This is an Application Brief and does not contain a detailed Experimental section.
This application brief demonstrates to successfully identify a non-targeted unknown contaminant discovered in natural river water during broad scope pesticide screening of environmental waters using TOF/MS.
The precise and reproducible exact mass data acquired by the Xevo G2 QTof offers analysts a non-targeted contaminant screening and discovery solution, with a high degree of confidence in the final result.
TOF screening is frequently used for targeted screening activities where an extensive database is used to target key compounds of interest during the screening acquisition. When analyzing environmental waters, pesticide contamination screening is one of the most important analyses carried out. However, other contaminant species, such as veterinary drugs or human pharmaceuticals and their metabolites may also be present at similar ultra-trace levels as pesticides and could be equally as harmful to the aquatic ecosystem.
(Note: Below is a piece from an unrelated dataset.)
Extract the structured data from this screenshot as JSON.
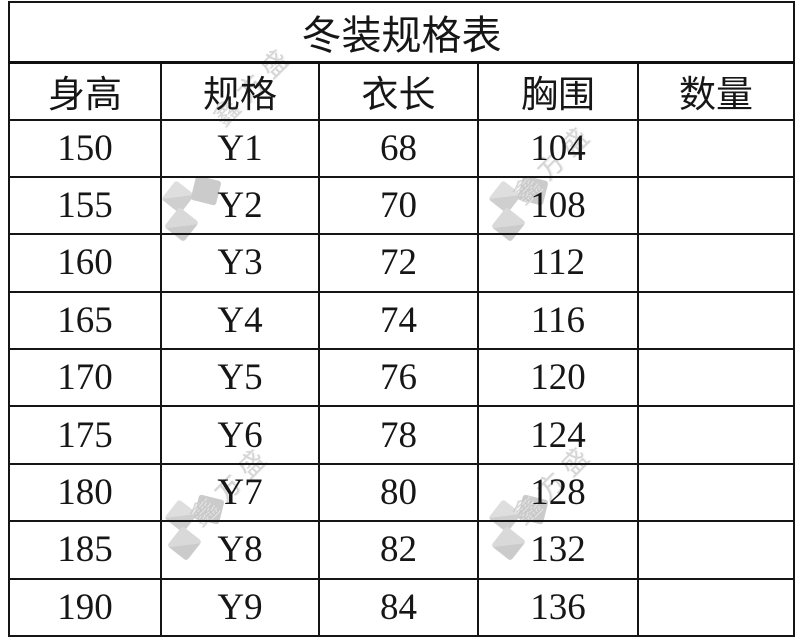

Discovery of a non-targeted compound subsequently entails the confirmation and identification of that compound. The TOF instrumentation must be sufficiently sensitive and accurate to ensure that the unknown compound is correctly detected and identified, while at the same time maintaining exact mass accuracy for components at very low concentrations. Accurate and precise exact mass data on both the low energy precursor ion and the MSE high energy fragment ions, along with narrow chromatographic extraction windows, provide increased confidence in the identification of the non-targeted species.
Waters Xevo G2 QTof, coupled with ACQUITY UPLC and ChromaLynx XS Software data processing, were used to rapidly screen natural river water that had been extracted using Oasis HLB Cartridges. A generic screening UPLC gradient was used, with a total runtime of five minutes. The mobile phases used were 10 mM ammonium acetate solution in water and 10 mM ammonium acetate in methanol.
River water blank matrix was screened to investigate any background contamination that might be present. Following deconvolution by ChromaLynx XS Software, a significant peak was discovered at 2.44 minutes, for the ion m/z 237.1031, as illustrated in Figure 1.
When this exact mass ion was analyzed using the Elemental Composition tool within the MassLynx Application Manager, the formula C15H13N2O was proposed as the most likely, with a maximum mass tolerance of 2.0 ppm, and selected as the best fit using i-FIT. This formula matched that of protonated carbamazepine, a human anti-convulsant and mood stabilizing drug. Both the low energy MS and the high energy MSE spectra acquired at 2.44 minutes were then processed using the MassFragment tool, and matched to the parent molecule of carbamazepine and its primary fragment ion, as shown in Figure 2.
Finally, unequivocal confirmation was made by comparison with a solvent standard solution of carbamazepine alone. The solvent standard data, shown in Figure 3, established a match to the nontargeted contaminant data, clearly demonstrating that the unexpected compound is carabamazepine.
Oasis HLB SPE extraction with rapid ACQUITY UPLC separation and detection by Xevo G2 QTof, followed by data processing using ChromaLynx MS Software, was successfully used to screen natural river water.
A non-targeted screening approach was used and enabled the detection and identification of an unexpected contaminant, the drug molecule carbamazepine.
The precise and reproducible exact mass data acquired by the Xevo G2 QTof allowed unequivocal assignment of structures to both the precursor and fragment ions. This approach offers analysts a non-targeted screening and discovery solution, with a high degree of confidence in the final result.